Depois de aprovada essa semana em dois turnos com ampla maioria na Câmara dos Deputados, a Proposta de Emenda à Constituição (PEC) 221/19, que extingue a escala 6×1 e reduz a jornada de trabalho máxima de 44 para 40 horas semanais, com garantia de dois dias de descanso remunerado por semana seguiu para o Senado Federal.
Se aprovada a matéria, a transição para a nova jornada gradual ocorrerá em duas etapas ao longo de 14 meses após a promulgação do texto, com reduções de duas horas em cada etapa.

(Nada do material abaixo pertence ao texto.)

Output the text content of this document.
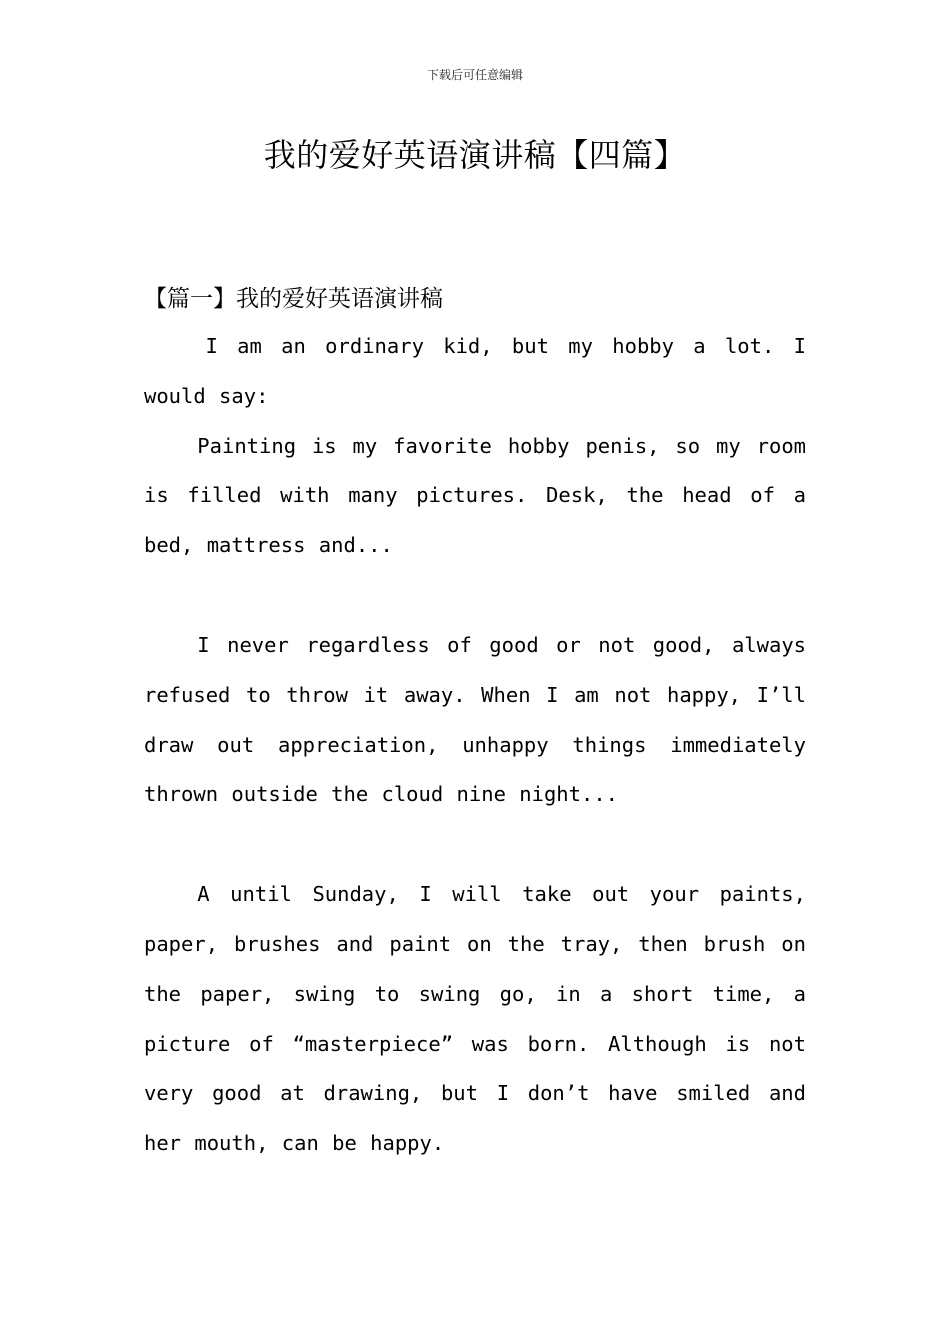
下载后可任意编辑
我的爱好英语演讲稿【四篇】
【篇一】我的爱好英语演讲稿

I am an ordinary kid, but my hobby a lot. I would say:

Painting is my favorite hobby penis, so my room is filled with many pictures. Desk, the head of a bed, mattress and...

I never regardless of good or not good, always refused to throw it away. When I am not happy, I’ll draw out appreciation, unhappy things immediately thrown outside the cloud nine night...

A until Sunday, I will take out your paints, paper, brushes and paint on the tray, then brush on the paper, swing to swing go, in a short time, a picture of “masterpiece” was born. Although is not very good at drawing, but I don’t have smiled and her mouth, can be happy.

A PEC proíbe expressamente qualquer tipo de redução salarial, seja nominal ou proporcional.
Apoio de entidades
A Frente Parlamentar e o Instituto Servir Brasil, do qual o Anffa Sindical é um membro ativo, apoiam oficialmente a iniciativa por se tratar de uma demanda que acompanha as transformações da sociedade e da economia, que é a modernização das relações trabalhistas.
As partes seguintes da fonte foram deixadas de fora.